While anxiety and depression often occur simultaneously, they are different disorders that are often caused by different factors and often need different forms of treatment. For many people, symptoms can be hard to discern — many males have anxiety-like symptoms that are actually a result of depression, and many people in general go undiagnosed because they have lived with anxiety for so long they believe that their anxious thoughts and feelings may be normal. In fact, many dangerous choices can be linked to anxiety and depression, including promiscuity in college students, as previously reported by the Inquisitr.
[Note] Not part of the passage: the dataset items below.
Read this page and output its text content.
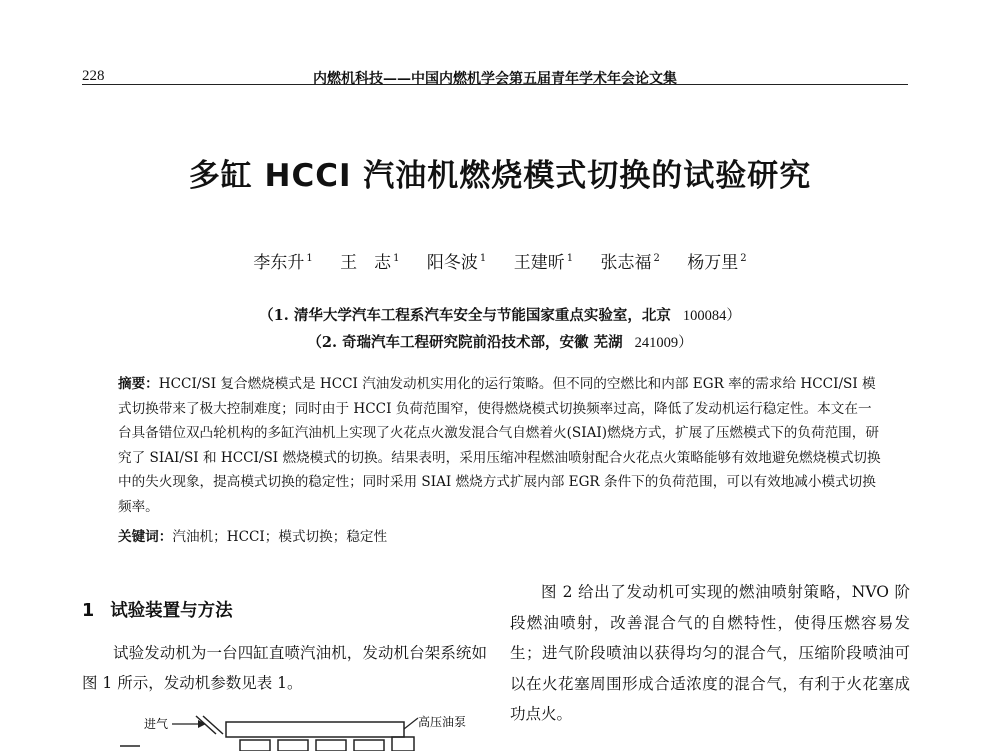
228	内燃机科技——中国内燃机学会第五届青年学术年会论文集
多缸 HCCI 汽油机燃烧模式切换的试验研究
李东升 $^1$ 王　志 $^1$ 阳冬波 $^1$ 王建昕 $^1$ 张志福 $^2$ 杨万里 $^2$
（1. 清华大学汽车工程系汽车安全与节能国家重点实验室，北京 100084）
（2. 奇瑞汽车工程研究院前沿技术部，安徽 芜湖 241009）
摘要：HCCI/SI 复合燃烧模式是 HCCI 汽油发动机实用化的运行策略。但不同的空燃比和内部 EGR 率的需求给 HCCI/SI 模式切换带来了极大控制难度；同时由于 HCCI 负荷范围窄，使得燃烧模式切换频率过高，降低了发动机运行稳定性。本文在一台具备错位双凸轮机构的多缸汽油机上实现了火花点火激发混合气自燃着火(SIAI)燃烧方式，扩展了压燃模式下的负荷范围，研究了 SIAI/SI 和 HCCI/SI 燃烧模式的切换。结果表明，采用压缩冲程燃油喷射配合火花点火策略能够有效地避免燃烧模式切换中的失火现象，提高模式切换的稳定性；同时采用 SIAI 燃烧方式扩展内部 EGR 条件下的负荷范围，可以有效地减小模式切换频率。
关键词：汽油机；HCCI；模式切换；稳定性
1 试验装置与方法
试验发动机为一台四缸直喷汽油机，发动机台架系统如图 1 所示，发动机参数见表 1。
图 2 给出了发动机可实现的燃油喷射策略，NVO 阶段燃油喷射，改善混合气的自燃特性，使得压燃容易发生；进气阶段喷油以获得均匀的混合气，压缩阶段喷油可以在火花塞周围形成合适浓度的混合气，有利于火花塞成功点火。
进气	高压油泵
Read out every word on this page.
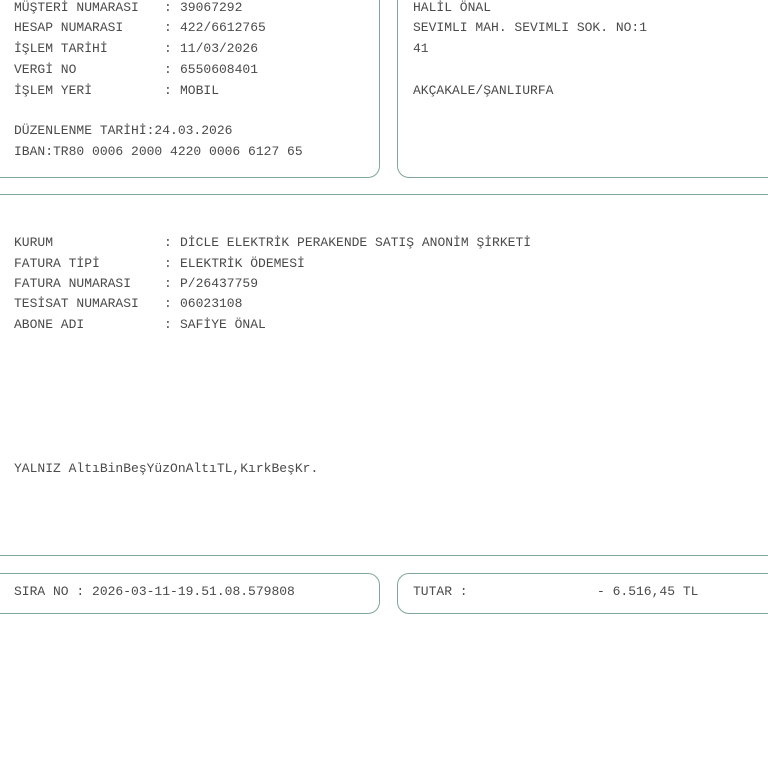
MÜŞTERİ NUMARASI : 39067292
HESAP NUMARASI	: 422/6612765
İŞLEM TARİHİ	: 11/03/2026
VERGİ NO	: 6550608401
İŞLEM YERİ	: MOBIL
DÜZENLENME TARİHİ:24.03.2026
IBAN:TR80 0006 2000 4220 0006 6127 65
HALİL ÖNAL
SEVIMLI MAH. SEVIMLI SOK. NO:1
41
AKÇAKALE/ŞANLIURFA
KURUM	: DİCLE ELEKTRİK PERAKENDE SATIŞ ANONİM ŞİRKETİ
FATURA TİPİ	: ELEKTRİK ÖDEMESİ
FATURA NUMARASI	: P/26437759
TESİSAT NUMARASI : 06023108
ABONE ADI	: SAFİYE ÖNAL
YALNIZ AltıBinBeşYüzOnAltıTL,KırkBeşKr.
SIRA NO : 2026-03-11-19.51.08.579808	TUTAR :	- 6.516,45 TL
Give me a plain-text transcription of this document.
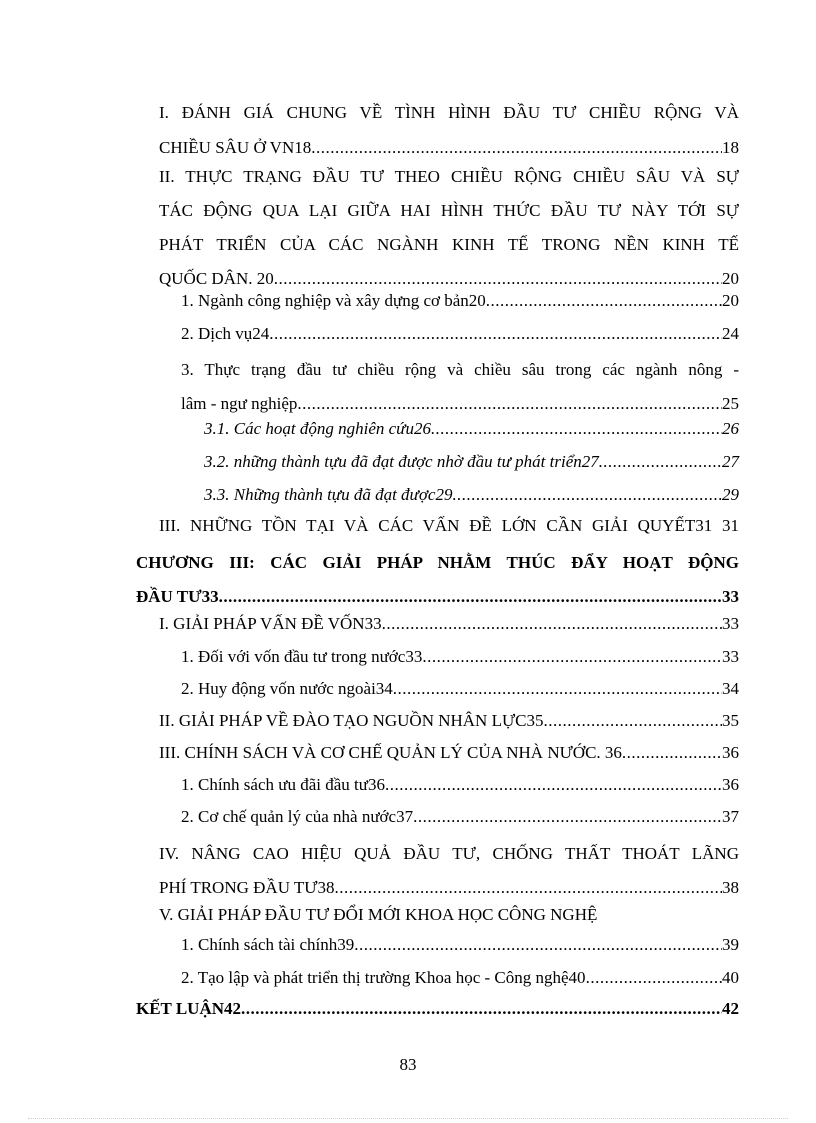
I. ĐÁNH GIÁ CHUNG VỀ TÌNH HÌNH ĐẦU TƯ CHIỀU RỘNG VÀ
CHIỀU SÂU Ở VN18 .....	18
II. THỰC TRẠNG ĐẦU TƯ THEO CHIỀU RỘNG CHIỀU SÂU VÀ SỰ
TÁC ĐỘNG QUA LẠI GIỮA HAI HÌNH THỨC ĐẦU TƯ NÀY TỚI SỰ
PHÁT TRIỂN CỦA CÁC NGÀNH KINH TẾ TRONG NỀN KINH TẾ
QUỐC DÂN. 20 .....	20
1. Ngành công nghiệp và xây dựng cơ bản20 .....	20
2. Dịch vụ24 .....	24
3. Thực trạng đầu tư chiều rộng và chiều sâu trong các ngành nông -
lâm - ngư nghiệp .....	25
3.1. Các hoạt động nghiên cứu26 .....	26
3.2. những thành tựu đã đạt được nhờ đầu tư phát triển27 .....	27
3.3. Những thành tựu đã đạt được29 .....	29
III. NHỮNG TỒN TẠI VÀ CÁC VẤN ĐỀ LỚN CẦN GIẢI QUYẾT31 31
CHƯƠNG III: CÁC GIẢI PHÁP NHẰM THÚC ĐẨY HOẠT ĐỘNG
ĐẦU TƯ33 .....	33
I. GIẢI PHÁP VẤN ĐỀ VỐN33 .....	33
1. Đối với vốn đầu tư trong nước33 .....	33
2. Huy động vốn nước ngoài34 .....	34
II. GIẢI PHÁP VỀ ĐÀO TẠO NGUỒN NHÂN LỰC35 .....	35
III. CHÍNH SÁCH VÀ CƠ CHẾ QUẢN LÝ CỦA NHÀ NƯỚC. 36 .....	36
1. Chính sách ưu đãi đầu tư36 .....	36
2. Cơ chế quản lý của nhà nước37 .....	37
IV. NÂNG CAO HIỆU QUẢ ĐẦU TƯ, CHỐNG THẤT THOÁT LÃNG
PHÍ TRONG ĐẦU TƯ38 .....	38
V. GIẢI PHÁP ĐẦU TƯ ĐỔI MỚI KHOA HỌC CÔNG NGHỆ
1. Chính sách tài chính39 .....	39
2. Tạo lập và phát triển thị trường Khoa học - Công nghệ40 .....	40
KẾT LUẬN42 .....	42
83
These traits can easily be passed off as personality traits or character flaws when a deeper problem is responsible. College especially is a time that is filled with a lot of “firsts” — first time living away from parents, first time being able to independently make choices — but that also comes with navigating social scenes, balancing fun and academics, or handling the pressure of grades and sports. Many college-aged young adults have to work a job for income as well. According to ABC News, for the first time in history, anxiety has surpassed depression as the number one mental health diagnosis that affects college-aged students.
Research results from a recent study by the Center for Collegiate Mental Health at Penn State held some very surprising and concerning results — one in six college students has been diagnosed or treated with anxiety within the last twelve months. Many more are unaccounted for because they do not seek treatment or are improperly diagnosed, so the results could be even higher. Anxiety does not produce the same symptoms in all people. Some people actually experience anxiety attacks, including a feeling of panic, sweating, a rapid heart rate, and a sense of breathlessness. Many others may not have such overt symptoms. Instead, they have a general feeling of discord or uncertainty, which makes them likely to turn to behaviors that numb their thoughts — sexual activity, alcohol, drugs, sleeping all the time, or other habits which may affect their performance in school.
According to Latino’s Post, social media is often a trigger for anxiety in young adults. In college, social media is a staple of peer communication and may often erroneously appear to users that other people are more successful, popular, liked, and adjusting better to college life, which may deepen the college student’s anxiety. The best options for college students dealing with anxiety is to talk to a trusted older adult — a parent, clergyperson, professor, or perhaps more importantly, a professional counselor. They may be able to offer insight on how to cope with test anxiety, social pressure, and peer relationships. Most universities and colleges have counseling available on campus for students. Students should take advantage of these services as most are included in tuition fees.